Elda fu sollevata dal fatto che ci fossero altre famiglie oltre la sua che accettavano malvolentieri le scelte politiche dei figli, così ebbe il coraggio di inserirsi nella conversazione:
“Anche mio padre ha paura che mi cacci nei guai.”
“Se è per questo mia madre non fa altro che dirmi: “Se continui con ‘sta politica prima o poi t’ammazzeranno, dovresti mettere la testa a posto e trovare una brava ragazza da sposare!“ – disse Aldo scimmiottando una voce femminile e in un certo senso rispondendo a Elda.
“In questo momento nessuno può pensare alla propria vita privata.” – tagliò corto Pietro.

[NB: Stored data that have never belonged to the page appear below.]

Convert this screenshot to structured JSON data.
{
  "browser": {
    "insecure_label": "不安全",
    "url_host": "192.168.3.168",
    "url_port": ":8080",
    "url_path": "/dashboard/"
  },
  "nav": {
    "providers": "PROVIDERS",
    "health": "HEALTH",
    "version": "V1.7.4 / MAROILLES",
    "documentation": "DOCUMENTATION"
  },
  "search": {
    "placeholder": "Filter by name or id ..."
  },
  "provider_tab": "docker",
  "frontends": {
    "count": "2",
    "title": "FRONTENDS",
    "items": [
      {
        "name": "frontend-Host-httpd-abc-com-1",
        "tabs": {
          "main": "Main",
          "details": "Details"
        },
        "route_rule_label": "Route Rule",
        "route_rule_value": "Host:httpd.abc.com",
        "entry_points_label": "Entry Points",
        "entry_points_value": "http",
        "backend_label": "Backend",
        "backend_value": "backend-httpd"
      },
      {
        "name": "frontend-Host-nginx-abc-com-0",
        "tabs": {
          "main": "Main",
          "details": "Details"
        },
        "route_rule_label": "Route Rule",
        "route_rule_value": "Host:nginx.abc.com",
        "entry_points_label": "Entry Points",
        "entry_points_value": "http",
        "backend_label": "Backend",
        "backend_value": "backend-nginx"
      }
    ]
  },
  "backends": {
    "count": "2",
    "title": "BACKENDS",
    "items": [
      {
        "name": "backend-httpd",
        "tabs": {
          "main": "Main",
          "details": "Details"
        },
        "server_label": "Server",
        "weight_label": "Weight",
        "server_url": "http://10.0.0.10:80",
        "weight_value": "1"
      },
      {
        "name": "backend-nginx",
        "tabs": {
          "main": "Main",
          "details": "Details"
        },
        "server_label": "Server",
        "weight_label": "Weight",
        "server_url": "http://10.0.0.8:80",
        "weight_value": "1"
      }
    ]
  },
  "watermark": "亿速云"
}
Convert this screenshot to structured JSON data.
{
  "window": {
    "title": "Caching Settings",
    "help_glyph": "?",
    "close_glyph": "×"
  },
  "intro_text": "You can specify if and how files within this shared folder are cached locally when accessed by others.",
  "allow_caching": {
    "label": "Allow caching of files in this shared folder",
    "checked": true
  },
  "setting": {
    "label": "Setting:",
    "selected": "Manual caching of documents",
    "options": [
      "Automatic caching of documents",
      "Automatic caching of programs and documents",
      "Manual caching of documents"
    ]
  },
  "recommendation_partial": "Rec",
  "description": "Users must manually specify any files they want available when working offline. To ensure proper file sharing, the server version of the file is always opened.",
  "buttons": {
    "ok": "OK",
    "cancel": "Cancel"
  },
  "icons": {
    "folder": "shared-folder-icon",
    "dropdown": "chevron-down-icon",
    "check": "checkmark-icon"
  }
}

Lui era diverso da quel granlombardo del fratello, era timido e dotato di una profonda dolcezza, sia nell’animo che nel fisico, in lui traspariva quella compostezza e dignità del mondo contadino da cui proveniva la sua famiglia, aveva un corpo asciutto e ben piantato e due occhi neri, arabi e penetranti, che troppo spesso posavano lo sguardo sull’algida Elda che per lui era un miraggio irraggiungibile. La compagna bionda in realtà iniziava a osservarlo, anche se la sua coscienza avrebbe percorso strade incerte e tortuose prima di ammettere un interesse per Pietro.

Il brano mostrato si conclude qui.